Hasta este momento no me doy cuenta de lo expuestas que están las cabinas telefónicas. Llamar desde una es como exponerse una misma a ser reconocida inmediatamente.

En el listín de teléfonos constan dos direcciones del Centro para la Investigación y el Desarrollo. Una en el Instituto de August Krogh y otra en la Escuela Superior Técnica de Dinamarca, en Lundtoftesletten. Supongo que la biblioteca y el secretariado se encontrarán en la segunda dirección.
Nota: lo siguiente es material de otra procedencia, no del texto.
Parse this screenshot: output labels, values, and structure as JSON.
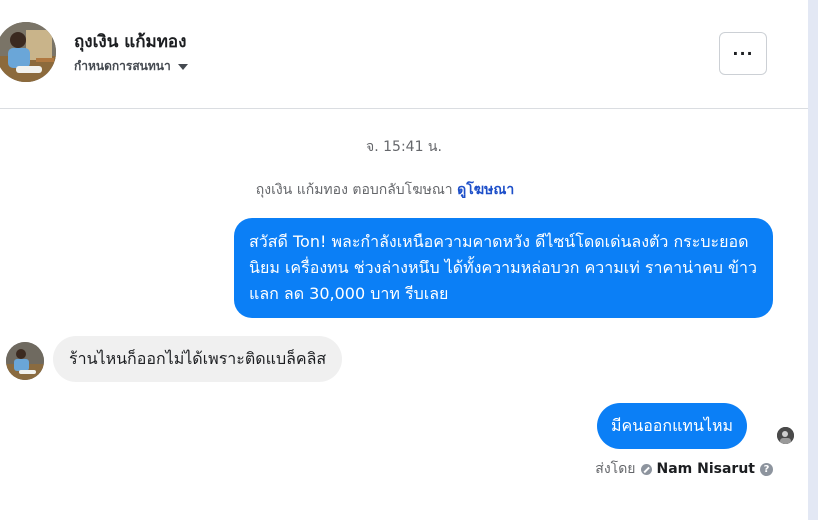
{
  "header": {
    "name": "ถุงเงิน แก้มทอง",
    "subtitle": "กำหนดการสนทนา",
    "more_label": "···"
  },
  "thread": {
    "timestamp": "จ. 15:41 น.",
    "ad_reply": {
      "text": "ถุงเงิน แก้มทอง ตอบกลับโฆษณา",
      "link": "ดูโฆษณา"
    },
    "messages": [
      {
        "direction": "outgoing",
        "text": "สวัสดี Ton! พละกำลังเหนือความคาดหวัง ดีไซน์โดดเด่นลงตัว กระบะยอดนิยม เครื่องทน ช่วงล่างหนึบ ได้ทั้งความหล่อบวก ความเท่ ราคาน่าคบ ข้าว แลก ลด 30,000 บาท รีบเลย"
      },
      {
        "direction": "incoming",
        "text": "ร้านไหนก็ออกไม่ได้เพราะติดแบล็คลิส"
      },
      {
        "direction": "outgoing",
        "text": "มีคนออกแทนไหม"
      }
    ],
    "sent_by": {
      "prefix": "ส่งโดย",
      "name": "Nam Nisarut",
      "help": "?"
    }
  },
  "colors": {
    "outgoing_bubble": "#0b7ff6",
    "incoming_bubble": "#f0f0f0",
    "link": "#1d4fc9"
  }
}
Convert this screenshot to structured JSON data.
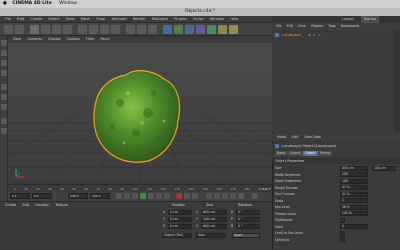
{
  "mac_menu": {
    "items": [
      "CINEMA 4D Lite",
      "Window"
    ]
  },
  "window": {
    "title": "Objects.c4d *"
  },
  "menubar": {
    "items": [
      "File",
      "Edit",
      "Create",
      "Select",
      "Tools",
      "Mesh",
      "Snap",
      "Animate",
      "Render",
      "MoGraph",
      "Plugins",
      "Script",
      "Window",
      "Help"
    ]
  },
  "viewport_menu": {
    "items": [
      "View",
      "Cameras",
      "Display",
      "Options",
      "Filter",
      "Panel"
    ]
  },
  "timeline": {
    "ticks": [
      "0",
      "10",
      "20",
      "30",
      "40",
      "50",
      "60",
      "70",
      "80",
      "90",
      "100",
      "110",
      "120",
      "130",
      "140",
      "150",
      "160",
      "170",
      "180",
      "190"
    ],
    "frame_field": "0 F",
    "start_field": "0 F",
    "end_field": "230 F",
    "current_field": "230 F",
    "current_frame": "190 F"
  },
  "material_menu": {
    "items": [
      "Create",
      "Edit",
      "Function",
      "Texture"
    ]
  },
  "coords": {
    "headers": [
      "Position",
      "Size",
      "Rotation"
    ],
    "rows": [
      {
        "axis": "X",
        "pos": "0 cm",
        "size_axis": "X",
        "size": "800 cm",
        "rot_axis": "H",
        "rot": "0 °"
      },
      {
        "axis": "Y",
        "pos": "0 cm",
        "size_axis": "Y",
        "size": "100 cm",
        "rot_axis": "P",
        "rot": "0 °"
      },
      {
        "axis": "Z",
        "pos": "0 cm",
        "size_axis": "Z",
        "size": "800 cm",
        "rot_axis": "B",
        "rot": "0 °"
      }
    ],
    "mode_select": "Object (Rel)",
    "size_select": "Size",
    "apply_button": "Apply"
  },
  "right_tabs": {
    "items": [
      "Layout:",
      "Startup"
    ]
  },
  "object_manager": {
    "menu": [
      "File",
      "Edit",
      "View",
      "Objects",
      "Tags",
      "Bookmarks"
    ],
    "objects": [
      {
        "name": "Landscape"
      }
    ]
  },
  "attributes": {
    "menu": [
      "Mode",
      "Edit",
      "User Data"
    ],
    "tabs": [
      "Basic",
      "Coord.",
      "Object",
      "Phong"
    ],
    "active_tab": "Object",
    "header": "Landscape Object [Landscape]",
    "section": "Object Properties",
    "properties": [
      {
        "label": "Size",
        "value": "800 cm",
        "value2": "100 cm"
      },
      {
        "label": "Width Segments",
        "value": "100",
        "value2": ""
      },
      {
        "label": "Depth Segments",
        "value": "100",
        "value2": ""
      },
      {
        "label": "Rough Furrows",
        "value": "47 %",
        "value2": ""
      },
      {
        "label": "Fine Furrows",
        "value": "41 %",
        "value2": ""
      },
      {
        "label": "Scale",
        "value": "1",
        "value2": ""
      },
      {
        "label": "Sea Level",
        "value": "38 %",
        "value2": ""
      },
      {
        "label": "Plateau Level",
        "value": "100 %",
        "value2": ""
      },
      {
        "label": "Multifractal",
        "value": "",
        "value2": ""
      },
      {
        "label": "Seed",
        "value": "0",
        "value2": ""
      },
      {
        "label": "Limit to Sea Level",
        "value": "",
        "value2": ""
      },
      {
        "label": "Spherical",
        "value": "",
        "value2": ""
      }
    ]
  },
  "colors": {
    "accent": "#5a6fa0",
    "selection_outline": "#f0a030",
    "landscape_green": "#5a8a2a"
  }
}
Tomo un taxi hasta la calle de Kampmann, hasta el Registro Mercantil Central. La sonrisa del muchacho, su corbata y su ingenuidad son las mismas.

– Me alegra volver a verte -me dice.

Le muestro el recorte de periódico.

– Tú sueles leer periódicos extranjeros. ¿Te acuerdas de esto?

– El suicidio -dice-. Todo el mundo se acuerda. La secretaria del consulado saltó desde un tejado. El tipo al que detuvieron había estado intentando convencerla de que no lo hiciera. El asunto planteó cuestiones de principio en cuanto a la indefensión de los daneses en el extranjero.

– ¿No recordarás, por casualidad, el nombre de la secretaria?

Se le llenan los ojos de lágrimas.

– Estudié derecho internacional en el mismo curso que ella. Una chica espléndida. Se llamaba Ravn. Natalia Ravn. Ingresó en el Ministerio de Justicia. Se rumoreaba, entre bastidores, que ella podría llegar a ser la primera Directora General de la Policía.

– Ya no hay nada secreto -digo en parte para mis adentros-. Si ocurre algo en Groenlandia, ese algo está relacionado con otra cosa que ocurrió en Singapur.

Me contempla sin comprender y con ojos tristones.

– No has venido a verme a mí -me dice-. Viniste por esto.

– No vale la pena conocerme -digo, y mientras lo digo estoy convencida de que es así.

– Me recuerda a ti. Misteriosa. Tampoco era una mujer que pudieras imaginarte tras un escritorio. No llegué a entender nunca que, de repente, acabara como secretaria en Singapur. Depende de otro Ministerio.

Tomo el tren hasta la estación de Lyngby y, desde allí, un autobús. De alguna manera, me recuerda la época en que tienes diecisiete años. Crees que la desesperación te detendrá por completo, te paralizará, pero, no es así. Se incrusta en algún lugar oscuro de tu interior, obligando al resto del sistema a que funcione, a que realice tareas prácticas que, tal vez, no sean importantes, pero que, a pesar de todo, te mantienen ocupada; que te aseguran que, de alguna manera, sigues estando viva.